**August 7**

**Brent Cody**,
Virginia Commonwealth University

**Higher indescribability**

To what extent can formulas from infinitary logics be used in set-theoretic reflection arguments? If $\kappa$ is a measurable cardinal, any $L_{\kappa,\kappa}$ sentence which is true in $(\kappa,\in)$, must be true about some strictly smaller cardinal. Whereas, there are $L_{\kappa^+,\kappa^+}$ sentences of length $\kappa$ which are true in $(\kappa,\in)$ and which are not true about any smaller cardinal.
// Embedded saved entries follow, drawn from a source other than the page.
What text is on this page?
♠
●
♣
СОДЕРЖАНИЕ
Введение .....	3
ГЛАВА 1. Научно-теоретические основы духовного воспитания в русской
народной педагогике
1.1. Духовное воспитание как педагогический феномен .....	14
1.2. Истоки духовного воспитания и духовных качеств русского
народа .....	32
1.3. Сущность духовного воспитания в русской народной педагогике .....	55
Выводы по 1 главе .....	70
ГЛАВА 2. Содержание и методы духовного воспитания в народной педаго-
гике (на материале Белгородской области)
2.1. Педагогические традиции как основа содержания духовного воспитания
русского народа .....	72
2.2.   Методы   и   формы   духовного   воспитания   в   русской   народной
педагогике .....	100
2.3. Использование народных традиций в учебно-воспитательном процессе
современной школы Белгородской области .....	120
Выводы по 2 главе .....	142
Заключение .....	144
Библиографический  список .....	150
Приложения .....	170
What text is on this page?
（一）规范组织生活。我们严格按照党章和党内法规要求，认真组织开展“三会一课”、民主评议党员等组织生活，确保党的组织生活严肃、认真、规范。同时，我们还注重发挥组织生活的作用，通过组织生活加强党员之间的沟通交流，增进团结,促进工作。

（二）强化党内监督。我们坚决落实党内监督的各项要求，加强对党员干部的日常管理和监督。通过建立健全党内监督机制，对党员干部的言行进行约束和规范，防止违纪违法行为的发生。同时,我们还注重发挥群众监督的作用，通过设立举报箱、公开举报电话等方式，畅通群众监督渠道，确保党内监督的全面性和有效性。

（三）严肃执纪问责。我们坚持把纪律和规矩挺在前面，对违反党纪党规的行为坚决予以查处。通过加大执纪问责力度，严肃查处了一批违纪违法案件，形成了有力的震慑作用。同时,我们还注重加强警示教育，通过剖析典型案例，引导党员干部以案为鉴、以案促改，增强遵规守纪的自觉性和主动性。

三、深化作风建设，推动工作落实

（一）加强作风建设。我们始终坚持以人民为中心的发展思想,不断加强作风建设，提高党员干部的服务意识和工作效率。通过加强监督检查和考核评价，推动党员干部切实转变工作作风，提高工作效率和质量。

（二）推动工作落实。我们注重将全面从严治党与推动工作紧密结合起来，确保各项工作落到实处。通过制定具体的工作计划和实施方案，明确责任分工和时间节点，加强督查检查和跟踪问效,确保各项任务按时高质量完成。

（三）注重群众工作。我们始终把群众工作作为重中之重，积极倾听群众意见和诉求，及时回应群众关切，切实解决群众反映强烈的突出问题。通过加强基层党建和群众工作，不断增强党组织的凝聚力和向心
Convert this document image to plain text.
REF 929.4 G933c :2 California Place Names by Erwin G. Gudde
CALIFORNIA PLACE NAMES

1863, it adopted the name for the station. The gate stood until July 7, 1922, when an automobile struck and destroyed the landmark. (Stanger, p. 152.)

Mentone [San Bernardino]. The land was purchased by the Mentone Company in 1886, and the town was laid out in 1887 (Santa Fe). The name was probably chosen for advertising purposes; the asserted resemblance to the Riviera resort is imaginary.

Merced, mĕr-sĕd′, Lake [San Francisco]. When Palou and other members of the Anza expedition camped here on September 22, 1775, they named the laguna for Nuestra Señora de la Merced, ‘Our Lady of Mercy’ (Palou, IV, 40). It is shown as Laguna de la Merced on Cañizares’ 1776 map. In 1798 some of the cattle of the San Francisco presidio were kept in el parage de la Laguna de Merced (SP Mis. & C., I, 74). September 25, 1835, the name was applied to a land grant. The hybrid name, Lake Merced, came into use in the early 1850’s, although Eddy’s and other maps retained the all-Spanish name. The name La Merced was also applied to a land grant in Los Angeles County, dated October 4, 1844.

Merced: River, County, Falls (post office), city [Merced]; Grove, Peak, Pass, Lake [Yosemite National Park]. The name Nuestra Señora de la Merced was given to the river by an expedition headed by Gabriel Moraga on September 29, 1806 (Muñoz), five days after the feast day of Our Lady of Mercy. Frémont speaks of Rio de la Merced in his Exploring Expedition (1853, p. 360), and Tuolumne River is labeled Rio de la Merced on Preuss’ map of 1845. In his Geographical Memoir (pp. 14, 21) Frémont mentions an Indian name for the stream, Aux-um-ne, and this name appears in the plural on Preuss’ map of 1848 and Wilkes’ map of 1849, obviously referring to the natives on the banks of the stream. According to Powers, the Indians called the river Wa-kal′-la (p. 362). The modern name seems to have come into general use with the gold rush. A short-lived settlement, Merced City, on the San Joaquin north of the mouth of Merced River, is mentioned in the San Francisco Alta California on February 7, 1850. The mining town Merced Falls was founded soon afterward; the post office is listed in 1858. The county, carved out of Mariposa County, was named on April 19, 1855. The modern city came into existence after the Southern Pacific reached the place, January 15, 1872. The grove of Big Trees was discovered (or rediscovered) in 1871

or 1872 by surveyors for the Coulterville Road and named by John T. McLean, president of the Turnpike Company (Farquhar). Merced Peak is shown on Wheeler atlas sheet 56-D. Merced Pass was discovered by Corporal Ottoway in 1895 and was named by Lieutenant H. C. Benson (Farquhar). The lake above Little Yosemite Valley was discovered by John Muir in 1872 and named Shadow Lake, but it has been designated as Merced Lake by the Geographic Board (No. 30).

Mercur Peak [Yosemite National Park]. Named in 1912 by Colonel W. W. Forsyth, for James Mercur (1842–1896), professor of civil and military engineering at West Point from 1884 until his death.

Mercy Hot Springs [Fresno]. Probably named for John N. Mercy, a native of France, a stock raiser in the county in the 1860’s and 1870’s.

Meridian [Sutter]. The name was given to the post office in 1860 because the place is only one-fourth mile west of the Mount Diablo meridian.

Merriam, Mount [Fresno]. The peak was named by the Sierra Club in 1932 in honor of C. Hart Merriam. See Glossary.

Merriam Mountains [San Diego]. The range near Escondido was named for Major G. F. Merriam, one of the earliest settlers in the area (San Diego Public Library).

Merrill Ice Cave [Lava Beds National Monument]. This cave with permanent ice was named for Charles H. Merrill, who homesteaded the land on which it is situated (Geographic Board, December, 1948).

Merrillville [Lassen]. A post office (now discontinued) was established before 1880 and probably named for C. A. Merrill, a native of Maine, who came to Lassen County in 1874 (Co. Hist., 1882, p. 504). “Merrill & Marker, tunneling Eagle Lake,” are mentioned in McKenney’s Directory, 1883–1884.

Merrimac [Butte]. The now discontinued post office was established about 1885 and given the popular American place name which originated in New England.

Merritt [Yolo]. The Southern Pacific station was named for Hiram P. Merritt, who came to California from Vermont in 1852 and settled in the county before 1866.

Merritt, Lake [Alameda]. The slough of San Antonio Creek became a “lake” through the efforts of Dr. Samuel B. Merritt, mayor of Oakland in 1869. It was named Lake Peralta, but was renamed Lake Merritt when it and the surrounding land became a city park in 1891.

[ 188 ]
However, if $\kappa$ is a measurable cardinal and some $L_{\kappa^+,\kappa^+}$ sentence $\varphi$ is true in $(\kappa,\in)$, then there must be some strictly smaller cardinal $\alpha<\kappa$ such that a canonically restricted version of $\varphi$ holds about $\alpha$. Building on work of Bagaria and Sharpe-Welch, we use canonical restriction of formulas to define notions of $\Pi^1_\xi$-indescribability of a cardinal $\kappa$ for all $\xi<\kappa^+$. In this context we show that such higher indescribability hypotheses are strictly weaker than measurability, we prove the existence of universal $\Pi^1_\xi$-formulas, study the associated normal ideals and notions of $\xi$-clubs and prove a hierarchy result. Time permitting we will discuss some applications.